Suspended in the sidereal, the winged horse was a welcome sight. Forty-five feet up caught in the diffused pink cast from a fluorescent incandescence, the proud red logo of Atlantic Richfield. They were not lost after all. Brief elation soured in an exhale of disappointment. Pulling up close, keeping a machine to the left, the price in the pump’s cracked window read .79/Gallon.

There had not been any gas here for at least thirty years. Rolling down the window to get a clear look, to make sure he was seeing the price correctly, the hum of electricity could be heard riding atop the ticking sounds of a gas pump meter as if fuel were actively being dispensed.
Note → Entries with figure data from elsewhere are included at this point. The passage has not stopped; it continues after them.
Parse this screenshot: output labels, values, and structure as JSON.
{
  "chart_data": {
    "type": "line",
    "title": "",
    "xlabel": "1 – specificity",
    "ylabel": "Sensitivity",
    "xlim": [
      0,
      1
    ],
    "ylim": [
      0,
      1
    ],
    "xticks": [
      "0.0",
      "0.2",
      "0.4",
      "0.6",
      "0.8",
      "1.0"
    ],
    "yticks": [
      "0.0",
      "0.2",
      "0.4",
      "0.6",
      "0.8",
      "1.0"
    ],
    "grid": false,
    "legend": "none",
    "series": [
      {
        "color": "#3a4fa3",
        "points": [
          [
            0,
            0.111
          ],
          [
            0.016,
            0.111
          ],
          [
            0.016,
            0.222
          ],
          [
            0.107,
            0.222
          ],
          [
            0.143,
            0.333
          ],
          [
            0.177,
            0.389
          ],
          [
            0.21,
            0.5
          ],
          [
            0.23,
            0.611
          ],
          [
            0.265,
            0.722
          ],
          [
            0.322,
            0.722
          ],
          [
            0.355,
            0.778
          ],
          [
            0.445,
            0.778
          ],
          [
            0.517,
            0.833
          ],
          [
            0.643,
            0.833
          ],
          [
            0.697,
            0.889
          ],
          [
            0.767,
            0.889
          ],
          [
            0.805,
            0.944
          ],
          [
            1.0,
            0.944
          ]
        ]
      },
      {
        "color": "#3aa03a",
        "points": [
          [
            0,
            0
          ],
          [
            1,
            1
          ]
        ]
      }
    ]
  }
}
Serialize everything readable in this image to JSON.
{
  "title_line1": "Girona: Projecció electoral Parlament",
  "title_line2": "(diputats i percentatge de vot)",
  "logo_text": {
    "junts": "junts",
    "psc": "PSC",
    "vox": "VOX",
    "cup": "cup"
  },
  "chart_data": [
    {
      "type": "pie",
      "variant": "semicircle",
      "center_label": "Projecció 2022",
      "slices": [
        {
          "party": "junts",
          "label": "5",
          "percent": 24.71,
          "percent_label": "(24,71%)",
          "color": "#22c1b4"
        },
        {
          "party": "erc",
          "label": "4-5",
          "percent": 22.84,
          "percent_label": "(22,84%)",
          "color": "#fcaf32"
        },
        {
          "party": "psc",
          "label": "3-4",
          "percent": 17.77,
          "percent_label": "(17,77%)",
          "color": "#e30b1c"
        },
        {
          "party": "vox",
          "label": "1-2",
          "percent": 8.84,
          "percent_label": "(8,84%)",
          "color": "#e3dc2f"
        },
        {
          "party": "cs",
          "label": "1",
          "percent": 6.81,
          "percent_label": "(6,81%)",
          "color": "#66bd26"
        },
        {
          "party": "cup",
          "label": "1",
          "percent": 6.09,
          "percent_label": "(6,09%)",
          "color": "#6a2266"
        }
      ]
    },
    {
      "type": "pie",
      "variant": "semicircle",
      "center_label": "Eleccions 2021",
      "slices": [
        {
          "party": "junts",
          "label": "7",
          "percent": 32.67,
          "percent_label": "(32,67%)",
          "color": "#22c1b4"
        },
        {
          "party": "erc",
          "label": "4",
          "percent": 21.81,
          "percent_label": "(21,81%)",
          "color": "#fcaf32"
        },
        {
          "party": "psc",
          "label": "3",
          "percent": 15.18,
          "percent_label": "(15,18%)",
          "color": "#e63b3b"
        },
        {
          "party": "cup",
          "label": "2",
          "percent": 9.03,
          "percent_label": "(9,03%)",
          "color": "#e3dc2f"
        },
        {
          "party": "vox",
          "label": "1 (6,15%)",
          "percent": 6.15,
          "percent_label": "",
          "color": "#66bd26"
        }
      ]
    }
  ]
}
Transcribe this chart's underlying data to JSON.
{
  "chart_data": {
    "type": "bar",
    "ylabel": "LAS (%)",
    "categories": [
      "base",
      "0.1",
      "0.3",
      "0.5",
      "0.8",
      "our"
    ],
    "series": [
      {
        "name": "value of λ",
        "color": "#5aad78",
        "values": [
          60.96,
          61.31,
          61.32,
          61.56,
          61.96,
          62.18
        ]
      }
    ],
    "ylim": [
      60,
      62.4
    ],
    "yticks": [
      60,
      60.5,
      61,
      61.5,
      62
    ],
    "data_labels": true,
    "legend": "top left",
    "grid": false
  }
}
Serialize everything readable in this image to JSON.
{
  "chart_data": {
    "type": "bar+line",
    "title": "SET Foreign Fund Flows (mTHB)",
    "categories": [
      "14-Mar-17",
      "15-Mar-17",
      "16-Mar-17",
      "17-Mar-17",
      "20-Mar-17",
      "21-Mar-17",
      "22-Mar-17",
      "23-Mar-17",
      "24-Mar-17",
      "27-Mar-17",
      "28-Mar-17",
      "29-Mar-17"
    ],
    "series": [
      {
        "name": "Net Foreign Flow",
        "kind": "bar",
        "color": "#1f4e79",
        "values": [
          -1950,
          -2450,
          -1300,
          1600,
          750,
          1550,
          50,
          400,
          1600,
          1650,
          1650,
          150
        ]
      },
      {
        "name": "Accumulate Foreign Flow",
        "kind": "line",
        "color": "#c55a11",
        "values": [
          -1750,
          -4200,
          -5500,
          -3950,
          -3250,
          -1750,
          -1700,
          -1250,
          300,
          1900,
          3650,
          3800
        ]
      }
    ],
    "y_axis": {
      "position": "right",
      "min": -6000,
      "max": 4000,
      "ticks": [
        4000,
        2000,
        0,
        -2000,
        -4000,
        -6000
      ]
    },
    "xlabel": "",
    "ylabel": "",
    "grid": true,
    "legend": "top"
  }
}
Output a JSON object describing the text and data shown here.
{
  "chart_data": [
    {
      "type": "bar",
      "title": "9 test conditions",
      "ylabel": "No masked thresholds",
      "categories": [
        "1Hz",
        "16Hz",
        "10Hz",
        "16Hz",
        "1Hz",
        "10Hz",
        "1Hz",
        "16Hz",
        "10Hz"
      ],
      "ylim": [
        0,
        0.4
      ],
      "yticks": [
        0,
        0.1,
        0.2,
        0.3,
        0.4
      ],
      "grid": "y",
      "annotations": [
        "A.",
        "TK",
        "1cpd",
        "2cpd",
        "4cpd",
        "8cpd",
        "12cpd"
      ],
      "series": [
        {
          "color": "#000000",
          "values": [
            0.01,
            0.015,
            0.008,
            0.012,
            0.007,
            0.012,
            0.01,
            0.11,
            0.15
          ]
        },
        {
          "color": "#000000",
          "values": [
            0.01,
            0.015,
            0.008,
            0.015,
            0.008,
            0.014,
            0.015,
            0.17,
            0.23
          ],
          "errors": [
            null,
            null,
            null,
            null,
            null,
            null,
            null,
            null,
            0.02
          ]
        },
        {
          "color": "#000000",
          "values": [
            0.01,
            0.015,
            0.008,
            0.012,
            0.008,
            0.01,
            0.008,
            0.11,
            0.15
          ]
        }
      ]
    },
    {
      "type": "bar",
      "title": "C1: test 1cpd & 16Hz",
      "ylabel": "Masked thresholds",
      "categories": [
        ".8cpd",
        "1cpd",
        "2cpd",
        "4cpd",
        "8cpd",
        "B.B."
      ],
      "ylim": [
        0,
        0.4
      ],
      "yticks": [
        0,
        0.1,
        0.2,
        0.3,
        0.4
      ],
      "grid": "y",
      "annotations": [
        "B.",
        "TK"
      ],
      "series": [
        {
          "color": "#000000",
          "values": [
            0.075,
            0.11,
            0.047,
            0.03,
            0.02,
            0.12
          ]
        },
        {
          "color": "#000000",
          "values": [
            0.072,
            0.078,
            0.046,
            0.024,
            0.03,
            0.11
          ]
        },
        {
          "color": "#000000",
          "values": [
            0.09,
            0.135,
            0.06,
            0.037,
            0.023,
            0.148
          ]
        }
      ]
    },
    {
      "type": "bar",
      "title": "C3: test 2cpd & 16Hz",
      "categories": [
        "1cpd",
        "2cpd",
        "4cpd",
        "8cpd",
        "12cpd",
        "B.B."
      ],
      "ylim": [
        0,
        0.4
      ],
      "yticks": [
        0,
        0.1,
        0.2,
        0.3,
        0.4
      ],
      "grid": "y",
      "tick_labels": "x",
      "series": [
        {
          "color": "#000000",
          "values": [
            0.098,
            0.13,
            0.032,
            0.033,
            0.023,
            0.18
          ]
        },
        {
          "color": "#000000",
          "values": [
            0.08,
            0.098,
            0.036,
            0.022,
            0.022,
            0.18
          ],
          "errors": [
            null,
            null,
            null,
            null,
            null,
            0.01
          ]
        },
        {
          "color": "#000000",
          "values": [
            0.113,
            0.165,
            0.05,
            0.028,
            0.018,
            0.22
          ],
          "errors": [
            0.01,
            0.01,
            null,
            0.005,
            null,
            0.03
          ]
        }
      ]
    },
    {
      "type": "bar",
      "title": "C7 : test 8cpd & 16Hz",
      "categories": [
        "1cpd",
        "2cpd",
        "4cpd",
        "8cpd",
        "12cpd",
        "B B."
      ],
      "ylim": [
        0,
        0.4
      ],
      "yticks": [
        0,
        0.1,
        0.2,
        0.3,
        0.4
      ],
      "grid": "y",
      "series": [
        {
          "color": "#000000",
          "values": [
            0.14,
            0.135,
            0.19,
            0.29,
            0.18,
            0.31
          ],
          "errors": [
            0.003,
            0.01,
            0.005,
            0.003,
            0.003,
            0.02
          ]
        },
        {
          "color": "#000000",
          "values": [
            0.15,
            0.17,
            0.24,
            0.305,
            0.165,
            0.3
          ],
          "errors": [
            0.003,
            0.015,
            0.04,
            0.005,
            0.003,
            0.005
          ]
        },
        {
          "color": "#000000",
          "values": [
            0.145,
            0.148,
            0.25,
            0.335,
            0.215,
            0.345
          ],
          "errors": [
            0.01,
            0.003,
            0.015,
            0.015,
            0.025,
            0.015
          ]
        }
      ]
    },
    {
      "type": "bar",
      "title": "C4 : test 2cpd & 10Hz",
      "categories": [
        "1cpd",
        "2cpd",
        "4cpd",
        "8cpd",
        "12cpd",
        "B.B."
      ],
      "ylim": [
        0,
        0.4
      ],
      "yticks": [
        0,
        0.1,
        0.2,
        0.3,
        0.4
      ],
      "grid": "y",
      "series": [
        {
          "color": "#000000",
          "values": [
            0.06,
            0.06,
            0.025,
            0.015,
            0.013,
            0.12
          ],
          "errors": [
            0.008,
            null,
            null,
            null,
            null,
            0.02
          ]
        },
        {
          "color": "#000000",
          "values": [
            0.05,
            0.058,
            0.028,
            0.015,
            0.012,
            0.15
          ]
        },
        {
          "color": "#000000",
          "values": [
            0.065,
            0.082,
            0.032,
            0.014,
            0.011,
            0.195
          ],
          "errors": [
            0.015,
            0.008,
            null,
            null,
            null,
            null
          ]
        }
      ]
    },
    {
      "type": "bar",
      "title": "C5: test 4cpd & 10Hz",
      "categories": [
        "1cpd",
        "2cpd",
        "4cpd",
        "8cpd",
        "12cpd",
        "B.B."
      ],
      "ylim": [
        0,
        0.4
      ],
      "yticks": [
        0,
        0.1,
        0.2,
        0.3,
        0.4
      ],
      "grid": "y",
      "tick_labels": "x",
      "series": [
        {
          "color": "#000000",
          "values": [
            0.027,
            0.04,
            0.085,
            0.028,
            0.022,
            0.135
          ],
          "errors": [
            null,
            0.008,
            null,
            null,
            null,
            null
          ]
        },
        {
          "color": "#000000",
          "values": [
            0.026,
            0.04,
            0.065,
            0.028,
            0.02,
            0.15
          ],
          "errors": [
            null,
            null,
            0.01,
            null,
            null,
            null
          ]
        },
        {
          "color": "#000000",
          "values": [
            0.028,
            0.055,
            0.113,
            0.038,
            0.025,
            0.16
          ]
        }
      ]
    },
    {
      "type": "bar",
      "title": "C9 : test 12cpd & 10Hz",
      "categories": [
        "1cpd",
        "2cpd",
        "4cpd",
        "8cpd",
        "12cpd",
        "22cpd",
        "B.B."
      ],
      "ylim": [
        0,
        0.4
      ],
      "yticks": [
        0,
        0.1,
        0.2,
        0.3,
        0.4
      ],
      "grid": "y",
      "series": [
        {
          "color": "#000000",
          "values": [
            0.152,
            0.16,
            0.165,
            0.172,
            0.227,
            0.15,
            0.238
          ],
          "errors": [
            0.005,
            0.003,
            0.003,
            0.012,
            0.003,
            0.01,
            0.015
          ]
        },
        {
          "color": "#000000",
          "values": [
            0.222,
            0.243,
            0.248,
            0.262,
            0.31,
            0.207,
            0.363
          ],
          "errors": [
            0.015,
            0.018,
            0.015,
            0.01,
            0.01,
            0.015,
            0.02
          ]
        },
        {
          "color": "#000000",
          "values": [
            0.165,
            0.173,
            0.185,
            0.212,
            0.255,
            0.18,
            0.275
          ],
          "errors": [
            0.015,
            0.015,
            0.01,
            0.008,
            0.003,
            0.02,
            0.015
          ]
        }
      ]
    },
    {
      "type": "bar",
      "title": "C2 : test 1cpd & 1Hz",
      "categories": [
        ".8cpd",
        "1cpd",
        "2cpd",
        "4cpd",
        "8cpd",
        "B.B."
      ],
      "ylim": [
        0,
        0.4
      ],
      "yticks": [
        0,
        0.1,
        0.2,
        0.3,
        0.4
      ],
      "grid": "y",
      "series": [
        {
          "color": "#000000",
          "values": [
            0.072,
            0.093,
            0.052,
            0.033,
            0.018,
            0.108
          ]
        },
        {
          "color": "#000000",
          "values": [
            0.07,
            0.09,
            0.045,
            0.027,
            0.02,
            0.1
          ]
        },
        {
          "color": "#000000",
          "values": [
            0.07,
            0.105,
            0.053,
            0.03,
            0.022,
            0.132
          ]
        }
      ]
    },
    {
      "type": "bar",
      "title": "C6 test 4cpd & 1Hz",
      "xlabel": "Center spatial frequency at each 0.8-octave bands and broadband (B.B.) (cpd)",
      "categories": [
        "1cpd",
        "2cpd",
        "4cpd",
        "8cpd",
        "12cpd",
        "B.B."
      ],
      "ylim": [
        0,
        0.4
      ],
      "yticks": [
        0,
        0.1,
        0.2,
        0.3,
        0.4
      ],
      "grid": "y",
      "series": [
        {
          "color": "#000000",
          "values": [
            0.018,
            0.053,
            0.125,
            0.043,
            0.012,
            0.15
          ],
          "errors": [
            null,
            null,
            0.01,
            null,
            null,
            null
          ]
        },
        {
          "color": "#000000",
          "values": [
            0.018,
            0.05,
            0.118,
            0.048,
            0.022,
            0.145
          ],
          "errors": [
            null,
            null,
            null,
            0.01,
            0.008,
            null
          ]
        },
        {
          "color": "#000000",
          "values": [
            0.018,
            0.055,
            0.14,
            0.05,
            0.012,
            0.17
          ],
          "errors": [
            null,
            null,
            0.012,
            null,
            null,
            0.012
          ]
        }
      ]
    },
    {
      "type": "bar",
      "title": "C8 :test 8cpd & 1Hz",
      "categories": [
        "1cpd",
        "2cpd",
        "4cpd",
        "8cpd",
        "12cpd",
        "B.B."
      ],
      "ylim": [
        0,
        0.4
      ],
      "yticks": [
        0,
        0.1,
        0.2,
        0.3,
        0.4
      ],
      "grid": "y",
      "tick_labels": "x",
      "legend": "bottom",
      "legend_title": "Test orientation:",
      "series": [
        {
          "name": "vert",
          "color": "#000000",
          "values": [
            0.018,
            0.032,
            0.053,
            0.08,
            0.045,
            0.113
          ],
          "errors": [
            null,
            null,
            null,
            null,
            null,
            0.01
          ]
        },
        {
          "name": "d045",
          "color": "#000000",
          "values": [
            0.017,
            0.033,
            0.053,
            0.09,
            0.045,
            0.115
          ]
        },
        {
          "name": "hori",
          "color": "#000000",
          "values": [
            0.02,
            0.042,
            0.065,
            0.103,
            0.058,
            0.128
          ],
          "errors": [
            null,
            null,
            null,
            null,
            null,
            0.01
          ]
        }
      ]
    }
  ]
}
Normal sounds, the sounds of life at a gas station.

“Lookin fo th beash…,” Janis Joplin like voice straining out of the mist.

“Hey there!” came the relieved reply from the Subaru, “Gas first, then beach, you work here?”

Floating out of the fog, a young woman appeared dressed in soiled clothing, face and arms speckled with painful looking scores. When she opened her mouth to speak, the gapped and fractured teeth explained her diction. A small malnourished looking dog cradled in her arms, shivering, burying its nervous little head to her chest.

“N ga hea…”

Nodding, he got it, no gas, understood.

Running on fumes, the afternoon drifting along with the fog, the couple discussed their options.

“Go back?”

“And run out of gas”

“Keep going then?”

“And run out of gas”

“And the beach?” the driver shouting, the window on its way up already half closed.

“Tha wa…” Janis straining her neck and pointing with her forehead, hands securing the small dog as if it would be snatched away at any moment and lost to the fog.

“Ca I geh a rye…,” moments too late to be heard.